For scaling strategy, we currently support tensor-wise scaling with dynamic scales, and are actively working on tensor-wise scaling with delayed scales. Row-wise scaling is under exploration.

## Why Composing Float8 with `torch.distributed`
**Float8 vs Bfloat16/Float32**: In float8 E4M3 format, we only have 3 bits for mantissa, it becomes user's responsibility to maintain consistent scales across operations (summation, multiplication) to balance between precision and range. For bfloat16/float32, exponent range is large enough and users do not need to maintain such scales. When using float8 in FSDP and TP, tensors are sharded across ranks. To keep single device semantics, it's critical to communicate scales across ranks.

As shown below, for float8 for matmul, `torch._scaled_mm` requires both float8 tensors and their scales. Scales are calculated from `max(abs)` of a high precision tensor.
```
# float32/bfloat16 matmul, `torch.mm(input, weight)`, does not require scales
# float8 matmul requires scales to ensure values to fit within the representable range
torch._scaled_mm(input_fp8, weight_fp8, scale_a=scale_input, scale_b=scale_weight)
```

For single device training, we cast input and weight into float8 inside forward before calling `torch._scaled_mm`.

For FSDP, weights are sharded across ranks. We cast high precision weights (1/N on each rank) into float8, and perform float8 all-gather to save bandwidth. At the beginning of the forward, we already have the unsharded float8 weights. The overhead is communicating `max(abs)` across ranks. Float8 all-gather and amax communication can be a net win over float32/bfloat16 all-gather, depending on world size and message size.

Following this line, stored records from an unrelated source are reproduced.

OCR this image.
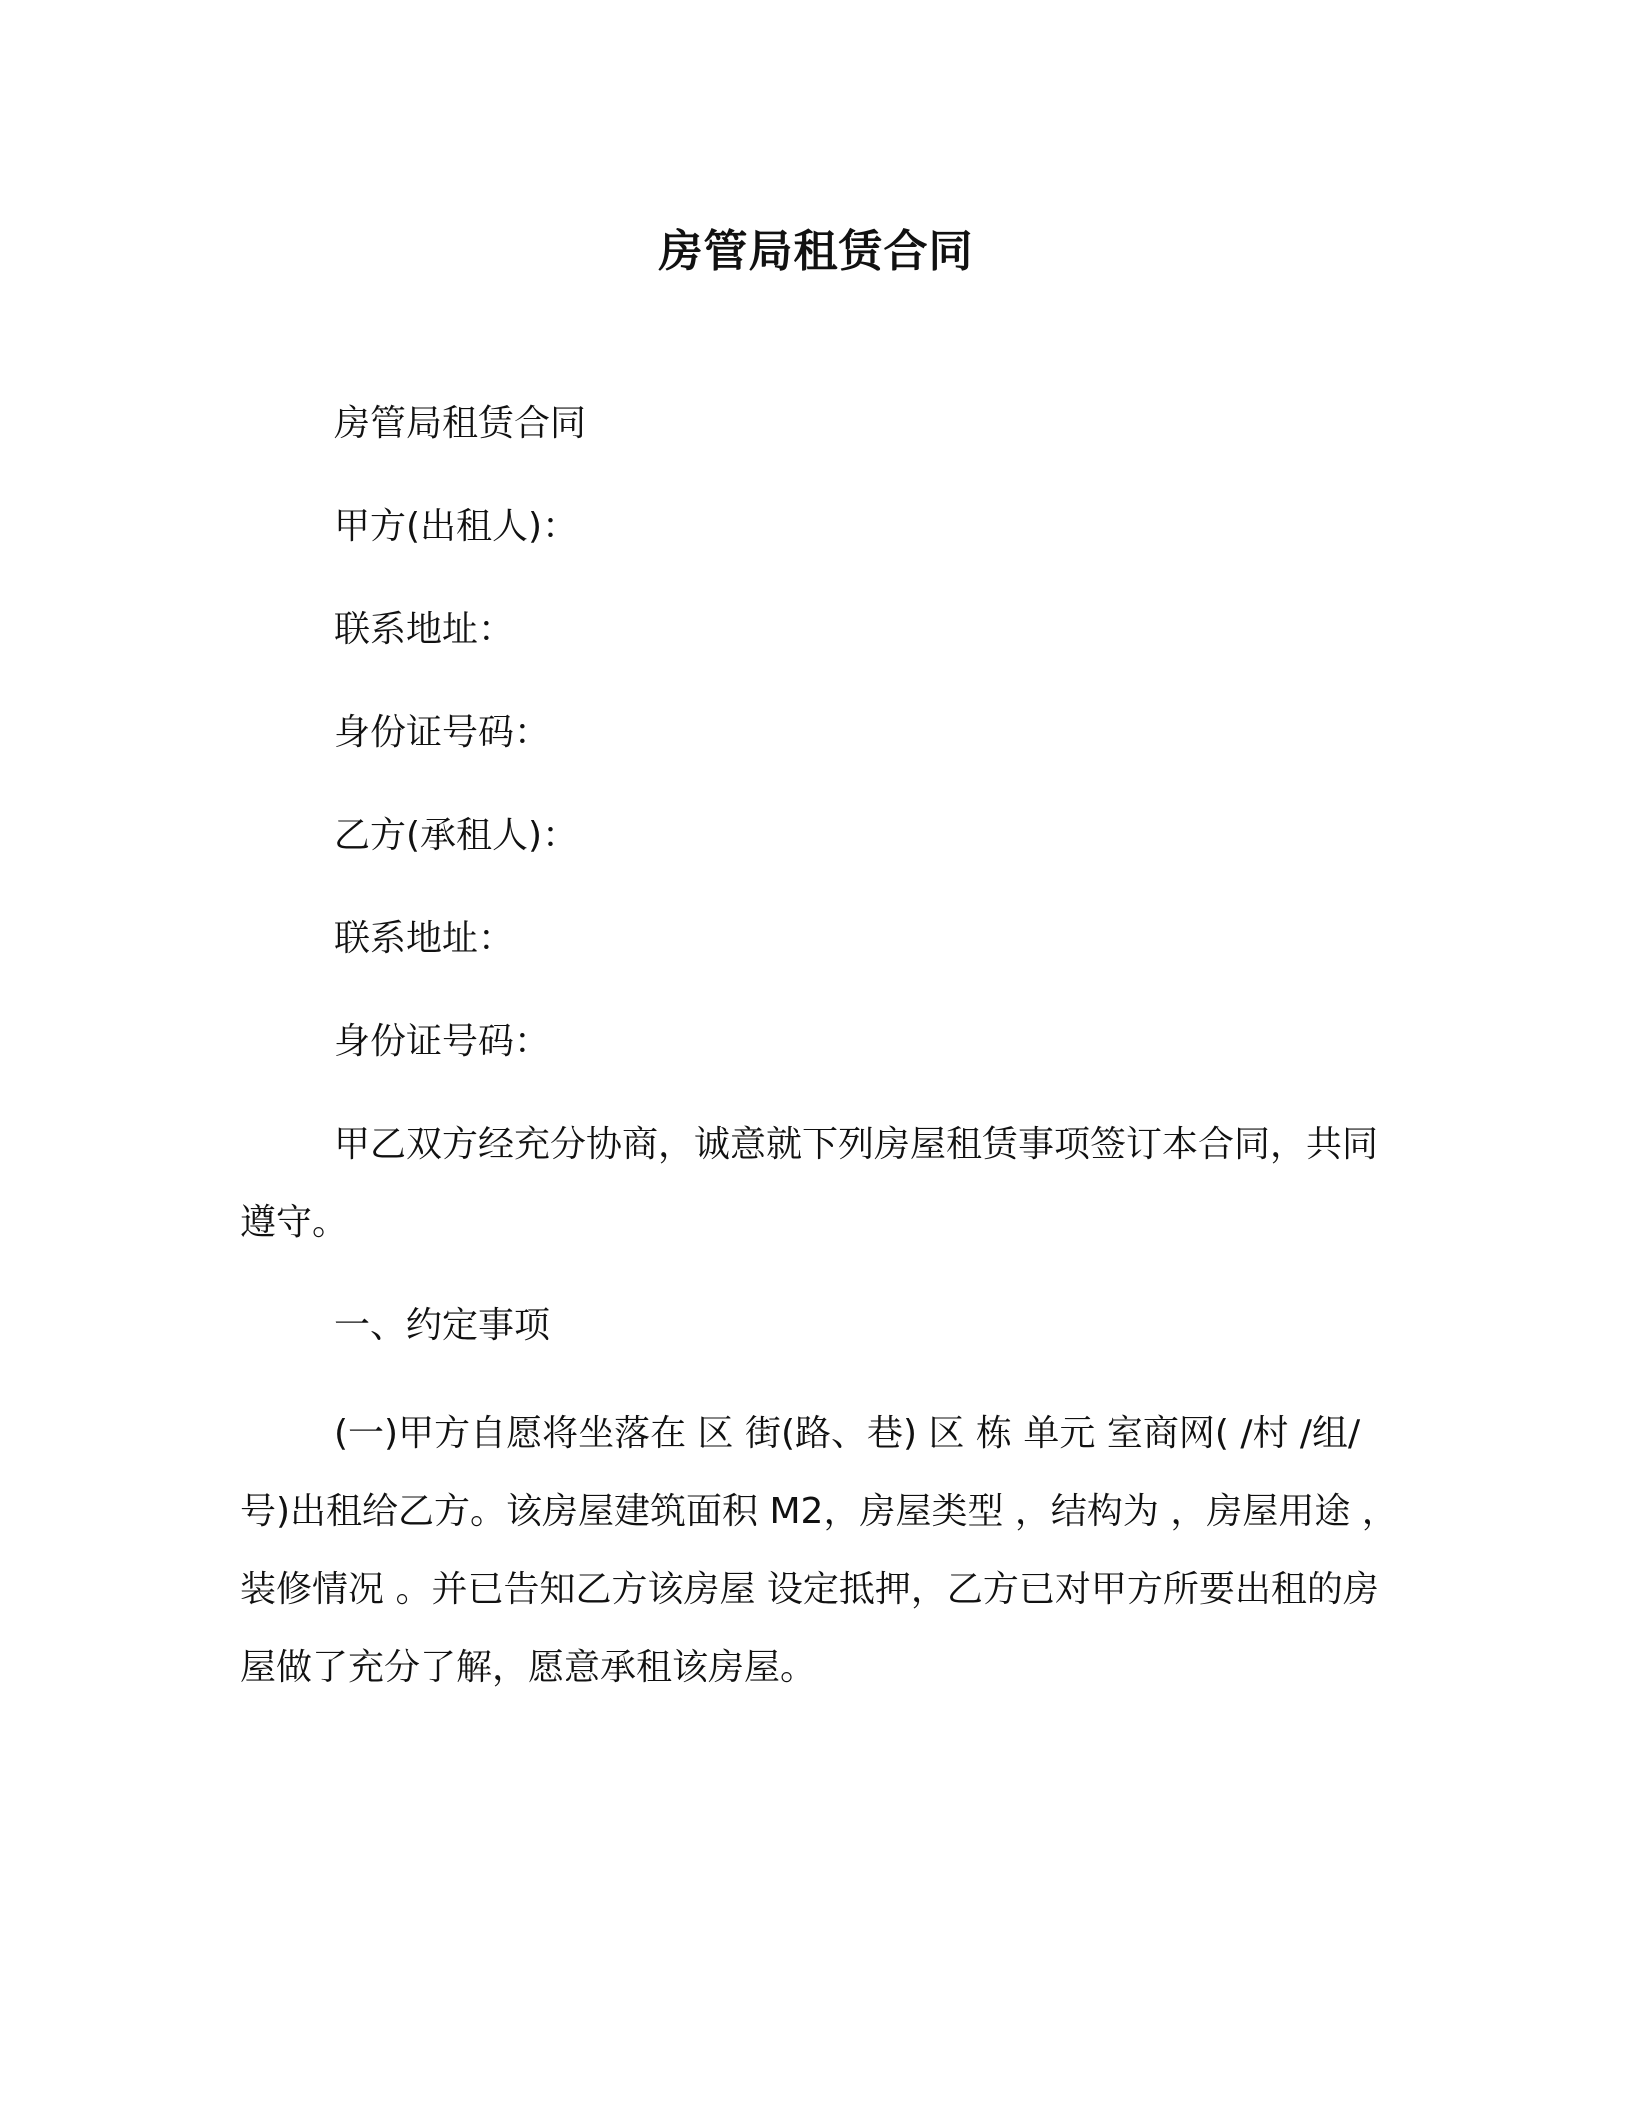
房管局租赁合同

房管局租赁合同

甲方(出租人)：

联系地址：

身份证号码：

乙方(承租人)：

联系地址：

身份证号码：

甲乙双方经充分协商，诚意就下列房屋租赁事项签订本合同，共同遵守。

一、约定事项

(一)甲方自愿将坐落在 区 街(路、巷) 区 栋 单元 室商网( /村 /组/ 号)出租给乙方。该房屋建筑面积 M2，房屋类型 ，结构为 ，房屋用途 ，装修情况 。并已告知乙方该房屋 设定抵押，乙方已对甲方所要出租的房屋做了充分了解，愿意承租该房屋。
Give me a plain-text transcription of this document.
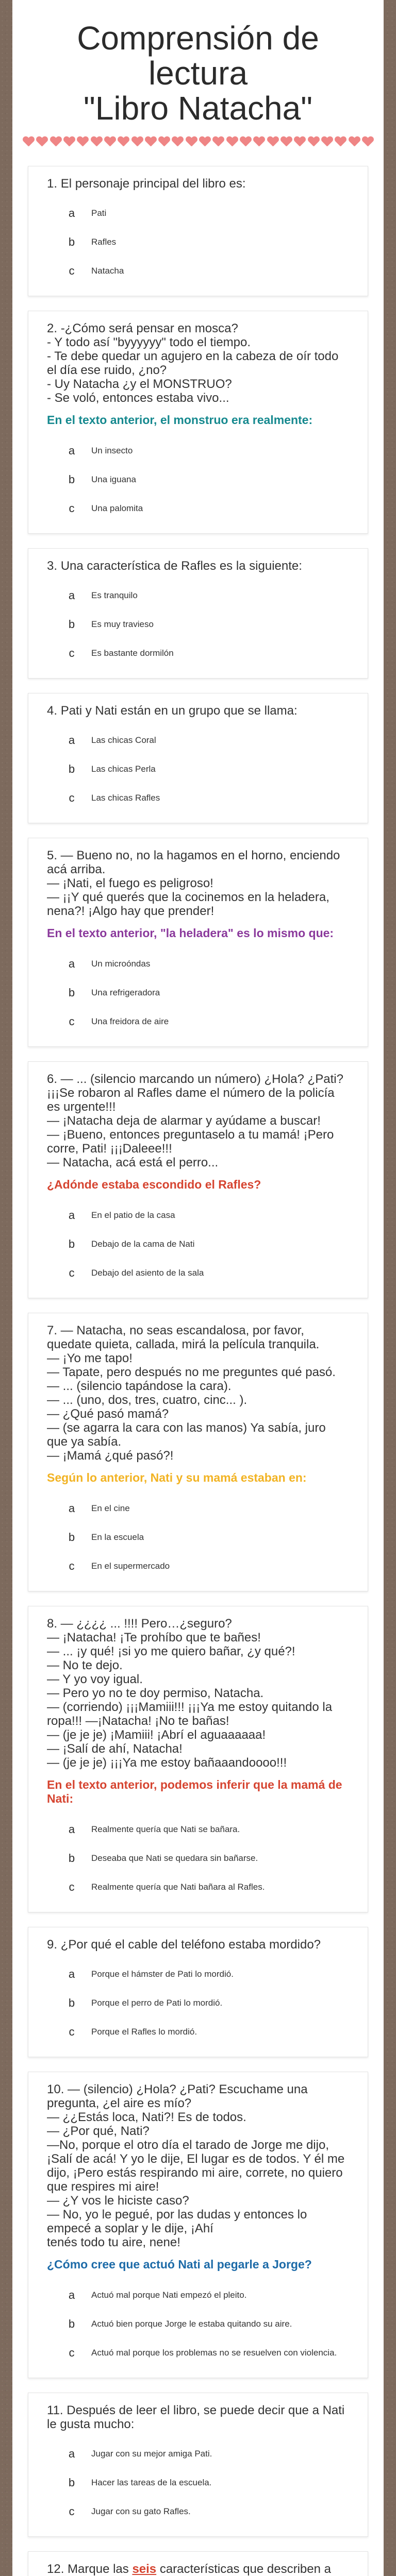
Comprensión de lectura
"Libro Natacha"
1. El personaje principal del libro es:
a	Pati
b	Rafles
c	Natacha
2. -¿Cómo será pensar en mosca?
- Y todo así "byyyyyy" todo el tiempo.
- Te debe quedar un agujero en la cabeza de oír todo el día ese ruido, ¿no?
- Uy Natacha ¿y el MONSTRUO?
- Se voló, entonces estaba vivo...
En el texto anterior, el monstruo era realmente:
a	Un insecto
b	Una iguana
c	Una palomita
3. Una característica de Rafles es la siguiente:
a	Es tranquilo
b	Es muy travieso
c	Es bastante dormilón
4. Pati y Nati están en un grupo que se llama:
a	Las chicas Coral
b	Las chicas Perla
c	Las chicas Rafles
5. — Bueno no, no la hagamos en el horno, enciendo acá arriba.
— ¡Nati, el fuego es peligroso!
— ¡¡Y qué querés que la cocinemos en la heladera, nena?! ¡Algo hay que prender!
En el texto anterior, "la heladera" es lo mismo que:
a	Un microóndas
b	Una refrigeradora
c	Una freidora de aire
6. — ... (silencio marcando un número) ¿Hola? ¿Pati? ¡¡¡Se robaron al Rafles dame el número de la policía es urgente!!!
— ¡Natacha deja de alarmar y ayúdame a buscar!
— ¡Bueno, entonces preguntaselo a tu mamá! ¡Pero corre, Pati! ¡¡¡Daleee!!!
— Natacha, acá está el perro...
¿Adónde estaba escondido el Rafles?
a	En el patio de la casa
b	Debajo de la cama de Nati
c	Debajo del asiento de la sala
7. — Natacha, no seas escandalosa, por favor, quedate quieta, callada, mirá la película tranquila.
— ¡Yo me tapo!
— Tapate, pero después no me preguntes qué pasó.
— ... (silencio tapándose la cara).
— ... (uno, dos, tres, cuatro, cinc... ).
— ¿Qué pasó mamá?
— (se agarra la cara con las manos) Ya sabía, juro que ya sabía.
— ¡Mamá ¿qué pasó?!
Según lo anterior, Nati y su mamá estaban en:
a	En el cine
b	En la escuela
c	En el supermercado
8. — ¿¿¿¿ ... !!!! Pero…¿seguro?
— ¡Natacha! ¡Te prohíbo que te bañes!
— ... ¡y qué! ¡si yo me quiero bañar, ¿y qué?!
— No te dejo.
— Y yo voy igual.
— Pero yo no te doy permiso, Natacha.
— (corriendo) ¡¡¡Mamiii!!! ¡¡¡Ya me estoy quitando la ropa!!! —¡Natacha! ¡No te bañas!
— (je je je) ¡Mamiii! ¡Abrí el aguaaaaaa!
— ¡Salí de ahí, Natacha!
— (je je je) ¡¡¡Ya me estoy bañaaandoooo!!!
En el texto anterior, podemos inferir que la mamá de Nati:
a	Realmente quería que Nati se bañara.
b	Deseaba que Nati se quedara sin bañarse.
c	Realmente quería que Nati bañara al Rafles.
9. ¿Por qué el cable del teléfono estaba mordido?
a	Porque el hámster de Pati lo mordió.
b	Porque el perro de Pati lo mordió.
c	Porque el Rafles lo mordió.
10. — (silencio) ¿Hola? ¿Pati? Escuchame una pregunta, ¿el aire es mío?
— ¿¿Estás loca, Nati?! Es de todos.
— ¿Por qué, Nati?
—No, porque el otro día el tarado de Jorge me dijo, ¡Salí de acá! Y yo le dije, El lugar es de todos. Y él me dijo, ¡Pero estás respirando mi aire, correte, no quiero que respires mi aire!
— ¿Y vos le hiciste caso?
— No, yo le pegué, por las dudas y entonces lo empecé a soplar y le dije, ¡Ahí
tenés todo tu aire, nene!
¿Cómo cree que actuó Nati al pegarle a Jorge?
a	Actuó mal porque Nati empezó el pleito.
b	Actuó bien porque Jorge le estaba quitando su aire.
c	Actuó mal porque los problemas no se resuelven con violencia.
11. Después de leer el libro, se puede decir que a Nati le gusta mucho:
a	Jugar con su mejor amiga Pati.
b	Hacer las tareas de la escuela.
c	Jugar con su gato Rafles.
12. Marque las seis características que describen a
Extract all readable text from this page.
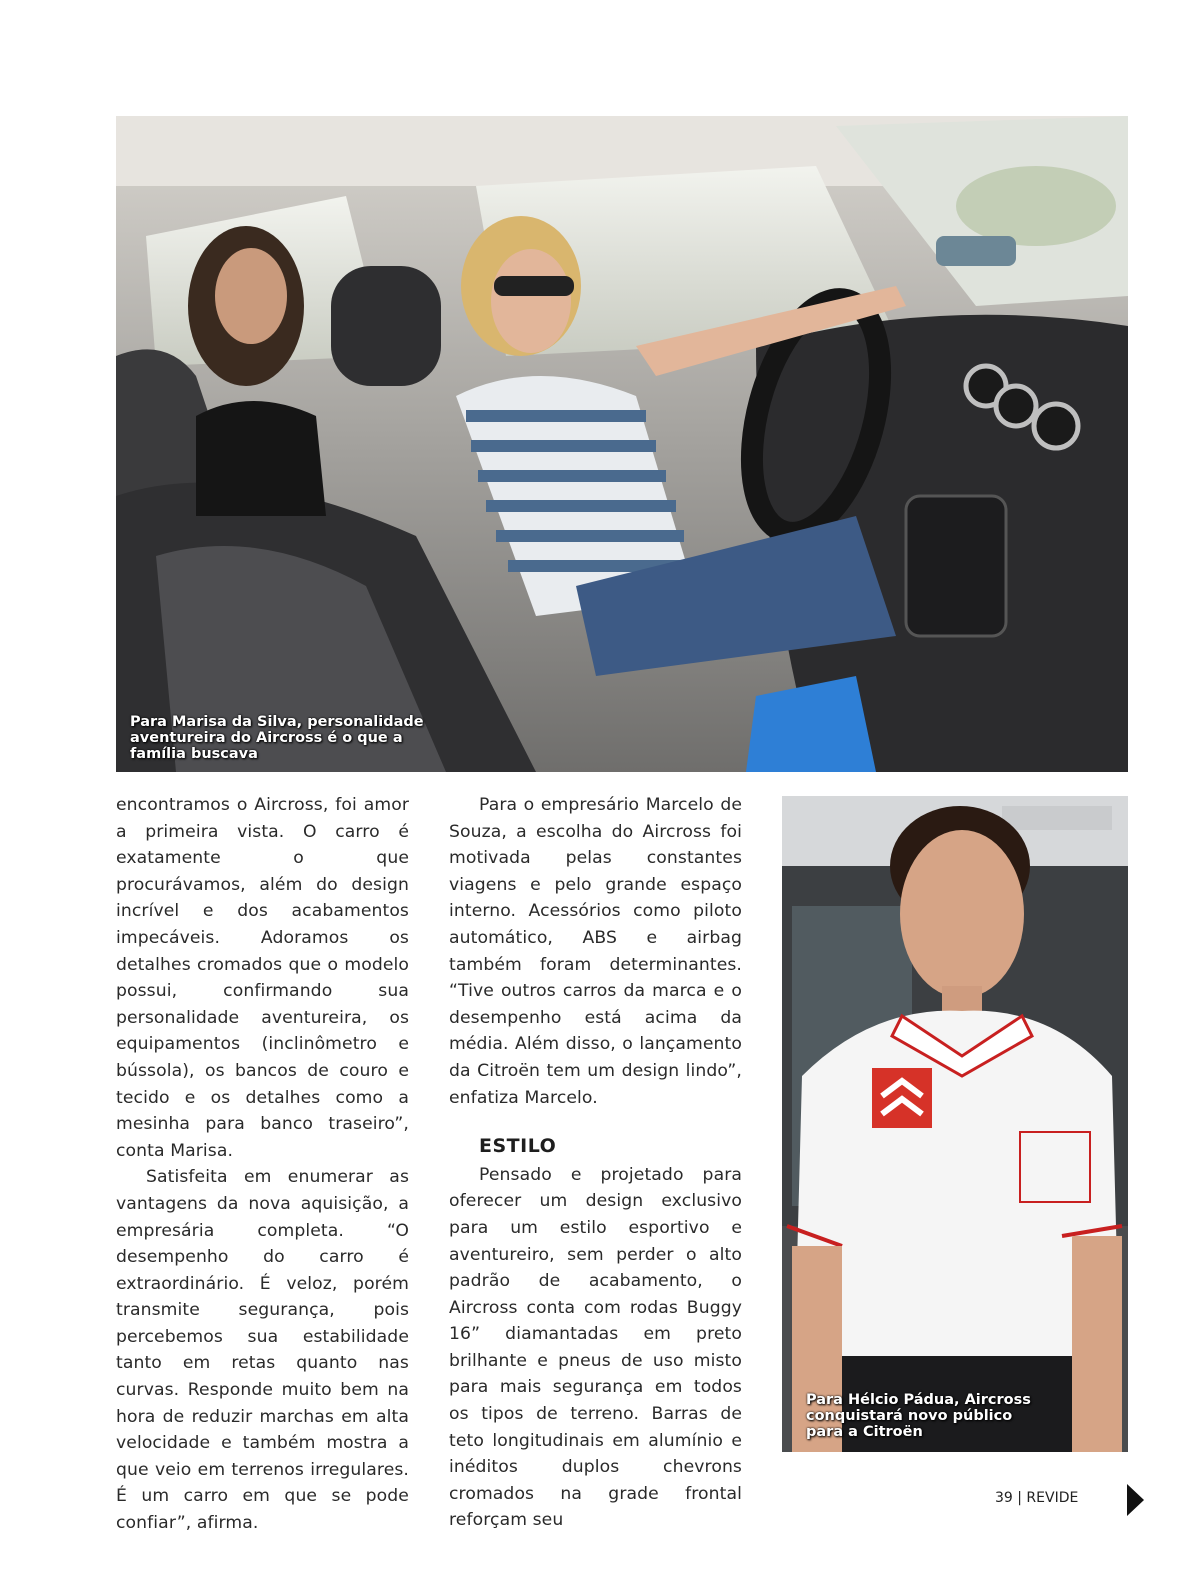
Para Marisa da Silva, personalidade
aventureira do Aircross é o que a
família buscava
Para Hélcio Pádua, Aircross
conquistará novo público
para a Citroën

encontramos o Aircross, foi amor a primeira vista. O carro é exatamente o que procurávamos, além do design incrível e dos acabamentos impecáveis. Adoramos os detalhes cromados que o modelo possui, confirmando sua personalidade aventureira, os equipamentos (inclinômetro e bússola), os bancos de couro e tecido e os detalhes como a mesinha para banco traseiro”, conta Marisa.

Satisfeita em enumerar as vantagens da nova aquisição, a empresária completa. “O desempenho do carro é extraordinário. É veloz, porém transmite segurança, pois percebemos sua estabilidade tanto em retas quanto nas curvas. Responde muito bem na hora de reduzir marchas em alta velocidade e também mostra a que veio em terrenos irregulares. É um carro em que se pode confiar”, afirma.

Para o empresário Marcelo de Souza, a escolha do Aircross foi motivada pelas constantes viagens e pelo grande espaço interno. Acessórios como piloto automático, ABS e airbag também foram determinantes. “Tive outros carros da marca e o desempenho está acima da média. Além disso, o lançamento da Citroën tem um design lindo”, enfatiza Marcelo.

ESTILO

Pensado e projetado para oferecer um design exclusivo para um estilo esportivo e aventureiro, sem perder o alto padrão de acabamento, o Aircross conta com rodas Buggy 16” diamantadas em preto brilhante e pneus de uso misto para mais segurança em todos os tipos de terreno. Barras de teto longitudinais em alumínio e inéditos duplos chevrons cromados na grade frontal reforçam seu

39 | REVIDE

For TP, a typical example is row-wise sharded input and column-wise sharded weight. For input, we cast sharded input into float8 and perform float8 all-gather for unsharded input. The overhead is communicating `max(abs)` across ranks. For sharded weights, we communicate `max(abs)` as well. Inside the forward, we perform matmul with float8 input (unsharded) and float8 weight (sharded) with their global `max(abs)`.